Know Your Customers (KYC) and Anti-Money Laundering (AML) are some of the most critical compliances all banks and financial institutions must adhere to. To meet KYC/AML compliances, they are required to maintain specific records of their customers to prevent money laundering, terrorist activities, and identity theft.
Some major banks and FIs spend up to $500 million annually on KYC and AML, according to Thomson Reuters, mentioned by Forbes. On average, financial institutions spend around $60 million per year on KYC compliance. As the regulatory regimes become complicated and rigid, the compliance cost, as well as the time involved to meet them, will continue to rise. In addition to the massive cost, the existing KYC processes contain certain inefficiencies, such as:
- the duplication of KYC compliance work conducted within and between FIs
- inconsistent data between FIs and regulators, as keeping the information up to date is a long and tedious process
- a considerable amount of time and resources are put on manual validation and coordination of processes
Due to these pressing issues plaguing the current systems, redefining the standards is one of the top priorities for banks and financial institutions.

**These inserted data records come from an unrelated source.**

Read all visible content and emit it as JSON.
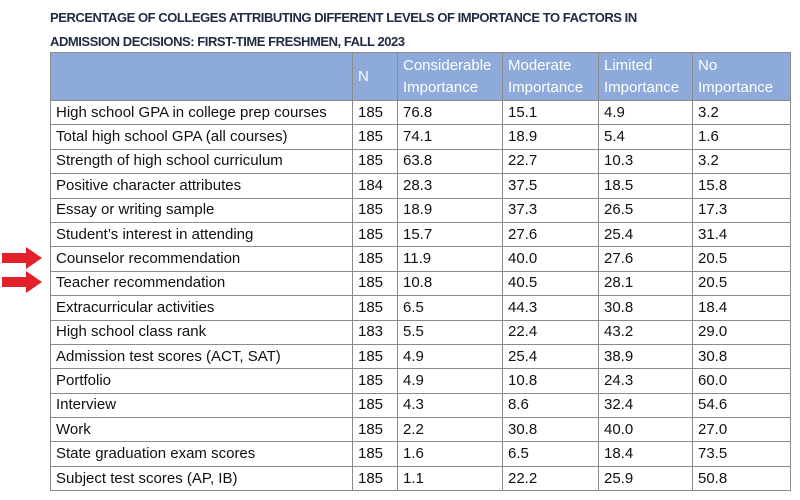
{
  "header": {
    "title_lines": [
      "PERCENTAGE OF COLLEGES ATTRIBUTING DIFFERENT LEVELS OF IMPORTANCE TO FACTORS IN",
      "ADMISSION DECISIONS: FIRST-TIME FRESHMEN, FALL 2023"
    ]
  },
  "table": {
    "columns": [
      "",
      "N",
      "Considerable Importance",
      "Moderate Importance",
      "Limited Importance",
      "No Importance"
    ],
    "rows": [
      [
        "High school GPA in college prep courses",
        "185",
        "76.8",
        "15.1",
        "4.9",
        "3.2"
      ],
      [
        "Total high school GPA (all courses)",
        "185",
        "74.1",
        "18.9",
        "5.4",
        "1.6"
      ],
      [
        "Strength of high school curriculum",
        "185",
        "63.8",
        "22.7",
        "10.3",
        "3.2"
      ],
      [
        "Positive character attributes",
        "184",
        "28.3",
        "37.5",
        "18.5",
        "15.8"
      ],
      [
        "Essay or writing sample",
        "185",
        "18.9",
        "37.3",
        "26.5",
        "17.3"
      ],
      [
        "Student’s interest in attending",
        "185",
        "15.7",
        "27.6",
        "25.4",
        "31.4"
      ],
      [
        "Counselor recommendation",
        "185",
        "11.9",
        "40.0",
        "27.6",
        "20.5"
      ],
      [
        "Teacher recommendation",
        "185",
        "10.8",
        "40.5",
        "28.1",
        "20.5"
      ],
      [
        "Extracurricular activities",
        "185",
        "6.5",
        "44.3",
        "30.8",
        "18.4"
      ],
      [
        "High school class rank",
        "183",
        "5.5",
        "22.4",
        "43.2",
        "29.0"
      ],
      [
        "Admission test scores (ACT, SAT)",
        "185",
        "4.9",
        "25.4",
        "38.9",
        "30.8"
      ],
      [
        "Portfolio",
        "185",
        "4.9",
        "10.8",
        "24.3",
        "60.0"
      ],
      [
        "Interview",
        "185",
        "4.3",
        "8.6",
        "32.4",
        "54.6"
      ],
      [
        "Work",
        "185",
        "2.2",
        "30.8",
        "40.0",
        "27.0"
      ],
      [
        "State graduation exam scores",
        "185",
        "1.6",
        "6.5",
        "18.4",
        "73.5"
      ],
      [
        "Subject test scores (AP, IB)",
        "185",
        "1.1",
        "22.2",
        "25.9",
        "50.8"
      ]
    ]
  }
}
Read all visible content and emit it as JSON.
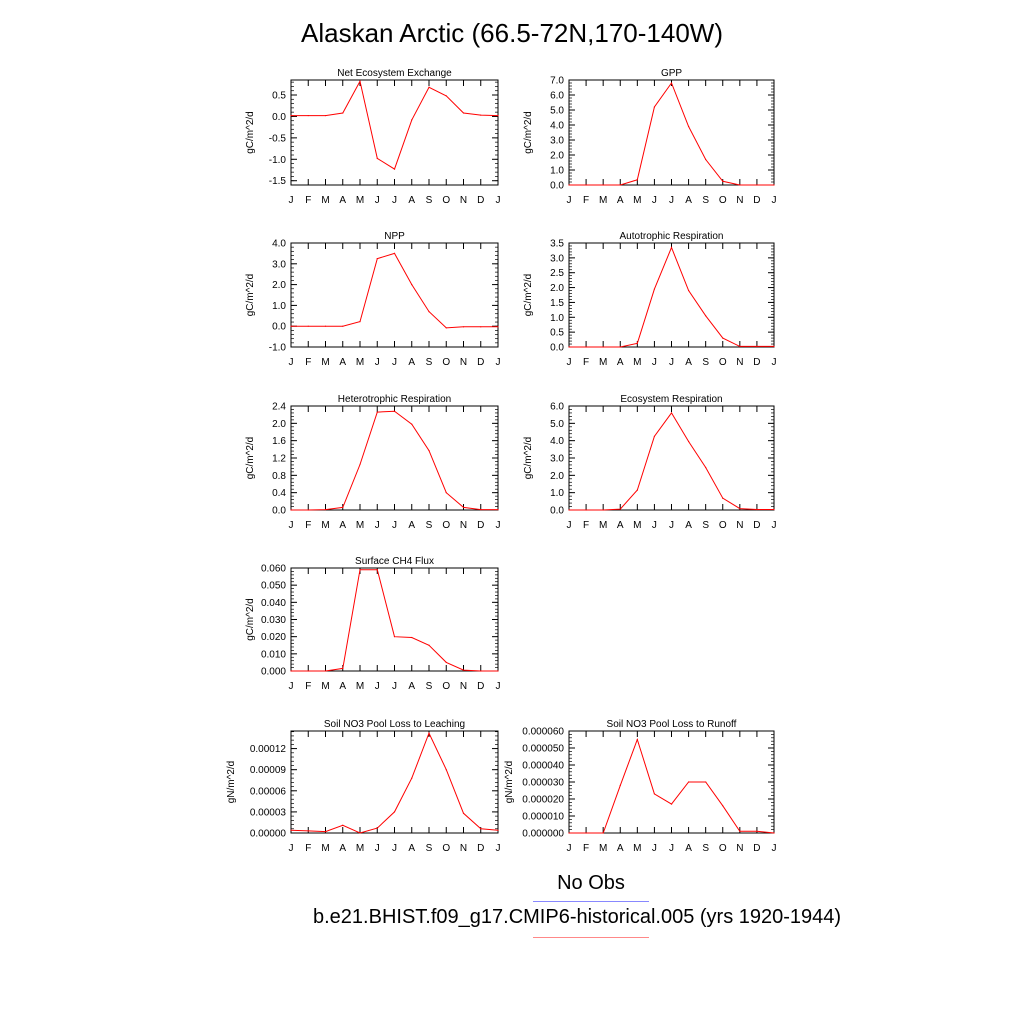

These could be made more efficient and cost-effective with the use of blockchain technology.
Running KYC/AML checks on blockchain
Blockchain as a technology can go about as a secure and effective way to store data which is used for KYC/AML compliance. The information collected by banks and FIs about the customer would be stored in one block and saved on blockchain. This could accelerate the customer onboarding process for FIs and drastically reduce the expenses involved. Here is a list of benefits blockchain offers to banks and FIs when it comes to handing KYC/AML compliances.
- Banks and FIs will be able to use and share the data without the fear of it being compromised.
- The KYC/AML can be shared securely between divisions and other FIs, instead of having to collect and verify the user data repeatedly.
- Various departments of FIs can retrieve data instantly to conduct regulatory compliance in real-time, dramatically reducing the operational cost.
- As all the information will be present digitally, blockchain can smoothen the entire KYC/AML process and allow FIs to provide a better customer experience.
Apart from streamlining KYC/AML process, blockchain technology can unlock a host of benefits in terms of enhancing the delivery of payments and financial services. To read in detail how blockchain can revolutionize the finance sector, head on to our ebook with the link provided below:
Which blockchain is suitable for KYC/AML
Blockchain is picking up pace with various applications across industries, be it finance or supply chain. However, not all blockchain platforms are built the same; some are better suited for certain use cases. In general, blockchain is offered as ‘private permissioned’ and ‘permissionless.’ In this case, private permissioned blockchains such as Hyperledger and Corda are best suited for banks and financial institutions. Why? Private permissioned blockchains offer enterprises with centralized authority to maintain privacy and control. They also come with reduced administration cost and faster processing of transactions over public blockchains. Furthermore, they provide low latency rates and simpler protocols as compared to public blockchains. All these benefits make permissioned blockchain a more suitable choice of banks and FIs to handle KYC/AML compliance.
You can read more on the difference between permissioned and permissionless blockchains here.
Summing up, it can be concluded that banks and FIs can assure better security, consistency, and operational effectiveness with blockchain. But, adopting blockchain to handle compliances will involve substantial investments in terms of time and resources. It could be a challenge to banks and FIs as the technology is still in its exploration stage.
As tech giants like IBM are working constantly to build robust KYC solutions on blockchain, the technology can unlock further use cases to incorporate KYC/AML features such as flagging and reporting to name a few. It’s a matter of time how banks can seize the full potential of blockchain.